Question

1. When Peter and Martha were 24 and expecting their first child, they learned that Peter’s mother, who was adopted had early signs of Huntington’s disease (HD). A genetic counsellor explained the mode of inheritance and said that Petr could take a “predictive” genetic test to find out if he had inherited the dominant mutation. Peter did not want the information about himself, but Martha did not want to have a child who would inherit HD. Martha requested that the fetus he tested but that Peter not be tested. The genetic counsellor explained that people under age 18 were discouraged from having predictive testing. Peter was against testing the fetus, pointing out that symptoms do not begin until adulthood, and treatment might be available 20 or so years in the future.
   1. Why do you think geneticists advise testing people under 18 years of age? do you agree or disagree with this practice?
   2. What is the mode of inheritance of HD? Explain your answer.
   3. What is the risk that Peter’s sister Kate, who is 19, inherited the mutation?
   4. If the fetus could be tested, how might this pose a problem for Peter?

Answer 1

Ans (a): As per the information given in the question, Peter's mother had early symptoms of this disease. So there is a possibility of developing the disease in Peter.
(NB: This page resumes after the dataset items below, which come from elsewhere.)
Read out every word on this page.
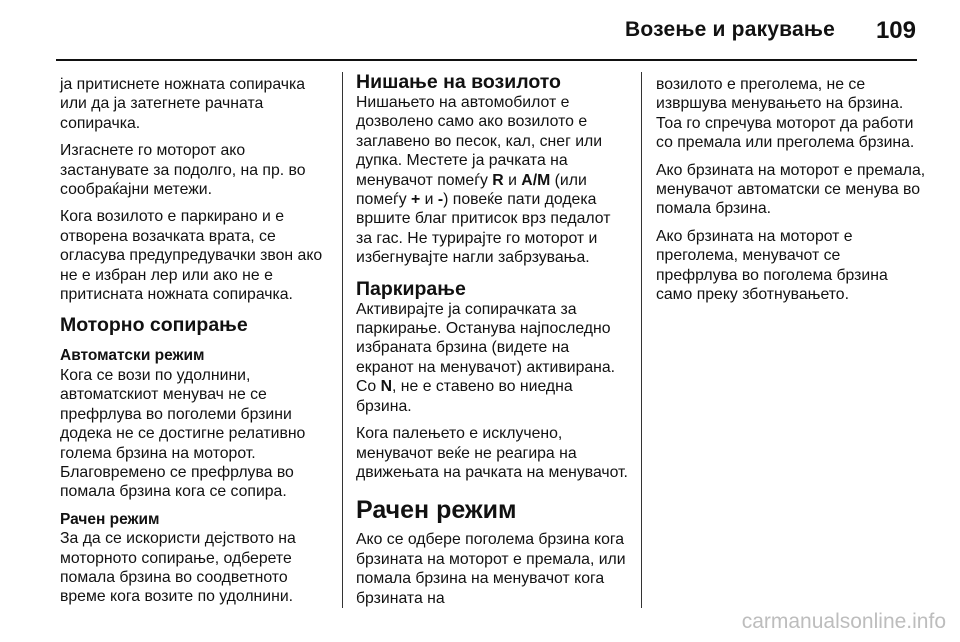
Возење и ракување 109

ја притиснете ножната сопирачка или да ја затегнете рачната сопирачка.

Изгаснете го моторот ако застанувате за подолго, на пр. во сообраќајни метежи.

Кога возилото е паркирано и е отворена возачката врата, се огласува предупредувачки звон ако не е избран лер или ако не е притисната ножната сопирачка.

Моторно сопирање
Автоматски режим

Кога се вози по удолнини, автоматскиот менувач не се префрлува во поголеми брзини додека не се достигне релативно голема брзина на моторот. Благовремено се префрлува во помала брзина кога се сопира.

Рачен режим

За да се искористи дејството на моторното сопирање, одберете помала брзина во соодветното време кога возите по удолнини.

Нишање на возилото

Нишањето на автомобилот е дозволено само ако возилото е заглавено во песок, кал, снег или дупка. Местете ја рачката на менувачот помеѓу R и A/M (или помеѓу + и -) повеќе пати додека вршите благ притисок врз педалот за гас. Не турирајте го моторот и избегнувајте нагли забрзувања.

Паркирање

Активирајте ја сопирачката за паркирање. Останува најпоследно избраната брзина (видете на екранот на менувачот) активирана. Со N, не е ставено во ниедна брзина.

Кога палењето е исклучено, менувачот веќе не реагира на движењата на рачката на менувачот.

Рачен режим

Ако се одбере поголема брзина кога брзината на моторот е премала, или помала брзина на менувачот кога брзината на

возилото е преголема, не се извршува менувањето на брзина. Тоа го спречува моторот да работи со премала или преголема брзина.

Ако брзината на моторот е премала, менувачот автоматски се менува во помала брзина.

Ако брзината на моторот е преголема, менувачот се префрлува во поголема брзина само преку зботнувањето.

carmanualsonline.info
As he is not willing to undergo genetic testing, his wife Martha doesn't want a child with Huntington disease. Even though genetic counselors discourage people under 18 to undergo predictive testing, but, in such a genuine case it becomes very significant.

As such, geneticists suggest people under the age of 18 undergo predictive testing. Because there may be chances of developing disease symptoms before this age which is often referred to as Juvenile Huntington's disease. Such under-age people should respond positively to genetic testing. If diagnosed with disease symptoms, proper medications could be suggested. So, I agree with such a practice.
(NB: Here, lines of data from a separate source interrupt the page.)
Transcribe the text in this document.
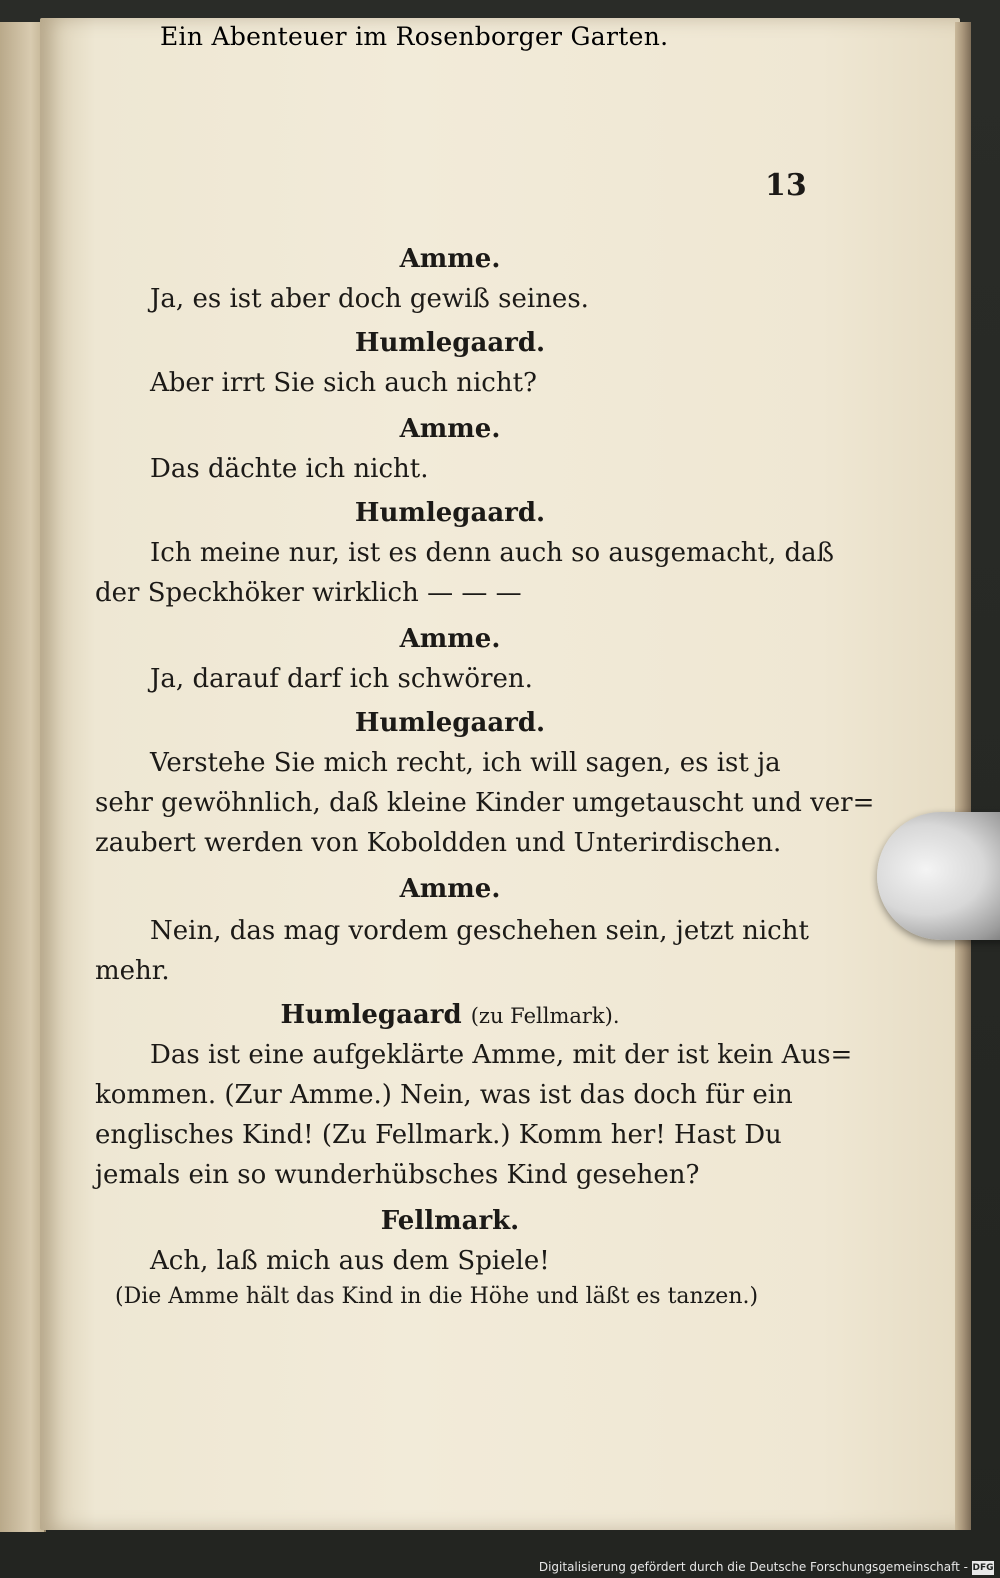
Ein Abenteuer im Rosenborger Garten.
13
Amme.
Ja, es ist aber doch gewiß seines.
Humlegaard.
Aber irrt Sie sich auch nicht?
Amme.
Das dächte ich nicht.
Humlegaard.
Ich meine nur, ist es denn auch so ausgemacht, daß
der Speckhöker wirklich — — —
Amme.
Ja, darauf darf ich schwören.
Humlegaard.
Verstehe Sie mich recht, ich will sagen, es ist ja
sehr gewöhnlich, daß kleine Kinder umgetauscht und ver=
zaubert werden von Koboldden und Unterirdischen.
Amme.
Nein, das mag vordem geschehen sein, jetzt nicht
mehr.
Humlegaard (zu Fellmark).
Das ist eine aufgeklärte Amme, mit der ist kein Aus=
kommen. (Zur Amme.) Nein, was ist das doch für ein
englisches Kind! (Zu Fellmark.) Komm her! Hast Du
jemals ein so wunderhübsches Kind gesehen?
Fellmark.
Ach, laß mich aus dem Spiele!
(Die Amme hält das Kind in die Höhe und läßt es tanzen.)
Digitalisierung gefördert durch die Deutsche Forschungsgemeinschaft - DFG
Ans (b): The Huntington's disease (HD) is an autosomal dominant disorder and is a result of a gain-of-function mutation in the gene responsible for the production of a protein called huntingtin. The HD gene is located on chromosome 4. The mutation in a single copy of this gene is sufficient to develop this neurological disorder with a probability of 50% of offsprings to inherit the mutated HD gene. So the mode of inheritance would be from one of the parents to their 50% offsprings.

Ans (c): There is a 50% risk that Kate may have inherited a mutant gene and if so (only confirmed with genetic counseling) she may develop disease symptoms. As her brother didn't undergo genetic counseling, he doesn't know whether he carries a mutated HD gene or not. So, both of them should respond positively to genetic counseling. The symptoms would involve problems related to body movement, emotion, speech, decision making, etc. They usually develop or seen in adulthood i.e. the 30s or 40s. It may affect around 5 (average persons) per 100,000 individuals.

Ans (d): As per the standard guidelines recommended by the federal or state government, the genetic testing of a fetus for Huntington's disease should be carried out. There are 25% chances that a fetus undergoing such a diagnosis would develop this disease. If the diagnosis is positive then it is definitely possible that Peter carries the mutant HD gene on his 4th chromosome. Even it could be possible that the diagnosis comes out as negative. In such a case, Peter won't carry the mutant HD gene. Only genetic counseling will give a sure shot answer.